Zusammenspiel von Pflege- und Herstellungsprozessen
Besonders spannend wird es an der Schnittstelle von Dienstleistung und Produkt. Die Vielzahl der Einflussgrößen, die in Pflegeprozessen ehedem eine Rolle spielen – wie oben dargestellt unter anderem Individualität, Gesellschaftsnormen, Ethik – wird erweitert durch das Zusammenwirken mit Technik und Digitalisierung. Das ist eine besondere Herausforderung für die Normung, weil zu beobachten ist, dass die dafür erforderlichen Expert:innen meist Kompetenzen aus einer abgegrenzten Schnittmenge, zum Beispiel dem Schmerzmanagement, mitbringen. Das technisch-funktionale Know-how zu einem Hilfsmittelprodukt zur Schmerzreduktion liegt gewöhnlich bei einer anderen Person. Für den Anwendungsprozess sind beide Seiten entscheidend, die Qualität der Leistung hängt auch vom Verständnis der jeweiligen Normungsperspektive ab.

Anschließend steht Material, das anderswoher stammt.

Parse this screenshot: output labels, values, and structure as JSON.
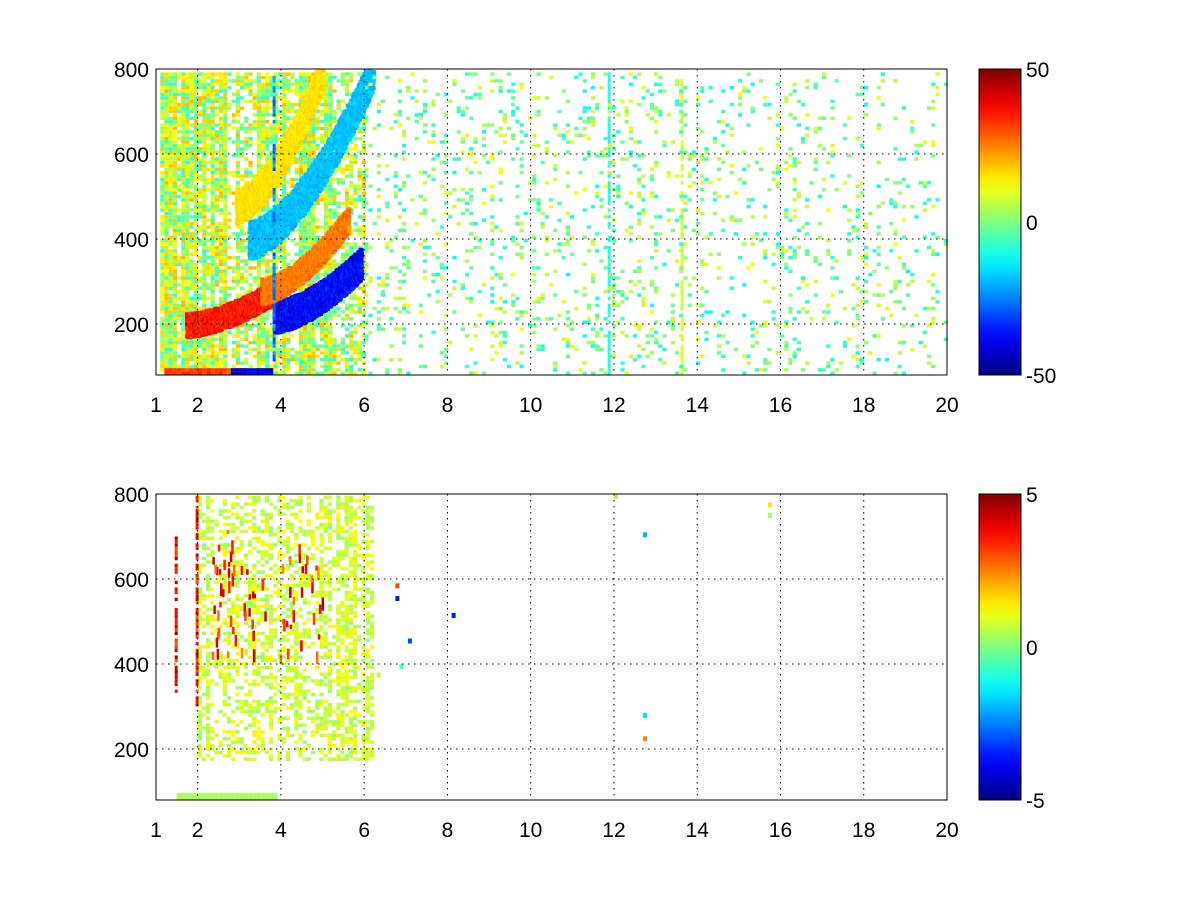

Pflege: Normen freiwillig, Standards verbindlich
Hier wird auch der Unterschied zwischen Standards und Normen in der Pflege deutlich. Der prominenteste ist banal, dass die Normung nämlich von anerkannten Normungsgremien durchgeführt wird. Dazu gehören neben DIN/ISO auch DKE/IEC und andere. Die Anwendung dieser Normen ist freiwillig, außer wenn sie durch eine Rechtsverordnung vorgeschrieben sind.

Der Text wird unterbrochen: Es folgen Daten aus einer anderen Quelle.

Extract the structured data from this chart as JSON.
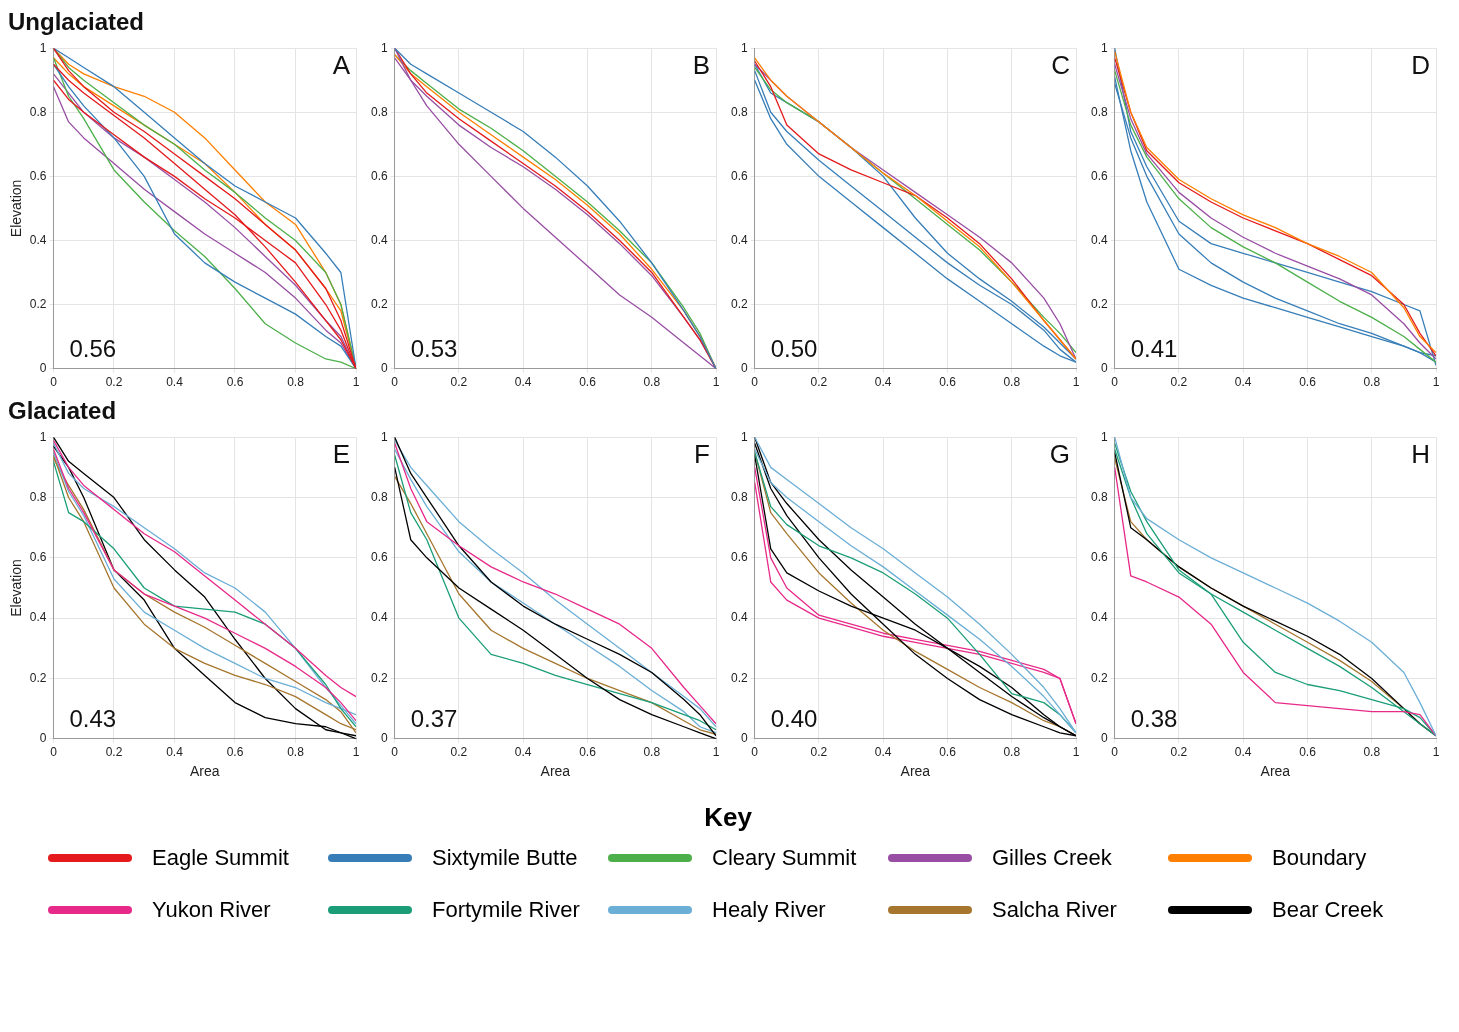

An der Schnittstelle der Pflege zur Technik, vor allem bei Prozessen im Zusammenhang mit der Nutzung digitaler Technologien, werden Normen und Anwendungsregeln entwickelt. Sie unterstützen Herstellende bei der Erschaffung von praxistauglichen Produkten. Sie geben Dienstleistern Hinweise, welche Qualifikationen die Anwender benötigen, um den fachlichen Output zu erhöhen und das Outcome bei Pflegeklient:innen zu verbessern.
Pflegestandards hingegen werden in Deutschland unter Federführung des Deutschen Netzwerks für Qualitätsentwicklung in der Pflege (DNQP) entwickelt. Dies geschieht in einem weitestgehend nicht öffentlichen Verfahren. Dennoch haben diese Standards aber berufsethisch, organisations- und auch haftungsrechtlich verbindlichen Charakter. Sie beschreiben die wissenschaftlich konsentierten Rahmenbedingungen für evidenzbasiertes Handeln im Zusammenhang mit Pflegephänomenen: Wundversorgung, Sturzvorbeugung, Hautschutz, et cetera.
Fazit
Normung dient wie auch die Standardisierung der Sicherung und Verbesserung der Qualität der Pflege. Im Englischen werden die Begriffe sogar synonym benutzt und die jeweilige Bedeutung des Wortes „standard“ ist nur aus dem Kontext zu erschließen.
Normen und Standards werden ergänzt durch Verordnungen, Richt- und Leitlinien sowie Rechtsvorschriften und Gesetze und stehen im Zusammenhang mit gesellschaftlichen Normen, mit denen in der Pflege eine starke Wechselwirkung besteht.
Bei dem Thema Normung denkt man vielleicht nicht zuerst an die Pflege. Aber es ist klar, dass sie wichtig ist und ebenso wie die Standardisierung von Pflegeprozessen gute Pflege ermöglicht.